Network-Sourced. Below that level dwell the reviews from a network of some sort. This could be the app developer's personal network of friends and family. It could be an online community where the developer has requested reviews to boost the app's ranking. Or it could be a review exchange network, providing tit-for-tat reviews ("I'll rate yours if you rate mine"). On the surface, such reviews can be virtually indistinguishable from organic reviews, but many can be detected by looking for similar review patterns across multiple reviewers.
Reward-Driven. One level down lie the incentivized reviews. These are the ones where the app users expect to receive rewards of some sort for posting their reviews. Apps may promise to unlock a feature, dole out free coins or gems, or give some other bonus. You're not exactly given cash to post a review, but you're given something else of value, and you might have otherwise have had to spend money to get it.

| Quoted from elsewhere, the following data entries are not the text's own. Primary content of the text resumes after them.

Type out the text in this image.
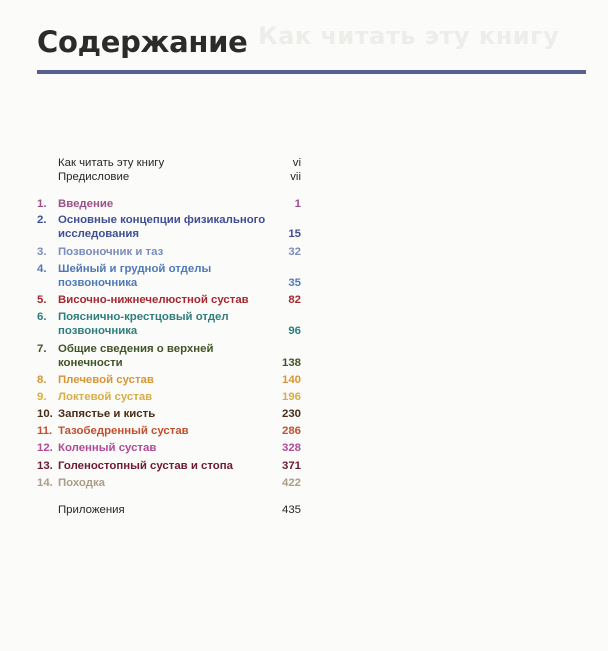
Как читать эту книгу
Содержание
Как читать эту книгу	vi
Предисловие	vii
1.	Введение	1
2.	Основные концепции физикального исследования	15
3.	Позвоночник и таз	32
4.	Шейный и грудной отделы позвоночника	35
5.	Височно-нижнечелюстной сустав	82
6.	Пояснично-крестцовый отдел позвоночника	96
7.	Общие сведения о верхней конечности	138
8.	Плечевой сустав	140
9.	Локтевой сустав	196
10. Запястье и кисть	230
11. Тазобедренный сустав	286
12. Коленный сустав	328
13. Голеностопный сустав и стопа	371
14. Походка	422
Приложения	435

Paid. Way down at the bottom, in the bowels of review purgatory, are the paid reviews. Be they from a review mill in China or from, say, a fiverr freelancer, they're driven by a pure cash motive, most certainly not a selfless desire to spread truth.
Apple's policy dictates that developers not attempt to manipulate reviews, but it's clear that that's often not the case.
The most trustworthy reviews are the ones that users write spontaneously, without any incentive ("organic" reviews). Unfortunately, they can be very hard for apps to acquire, and reviews or the lack thereof can make or break an app.
To cope with this, apps often employ an occasional request for an objective review. Though reviews triggered that way might not be quite as unbiased as spontaneous ones, this practice appears to be allowed within the App store, and it can serve to counteract the phenomenon where users with negative feelings are more vocal than others.
Reviews are vital to an app's success, and it's very difficult for honest app developers to gain a foothold in the app market when they must compete with other app developers that violate that 3.10 guideline. Furthermore, biased reviews make it difficult for users to discover the absolute best apps.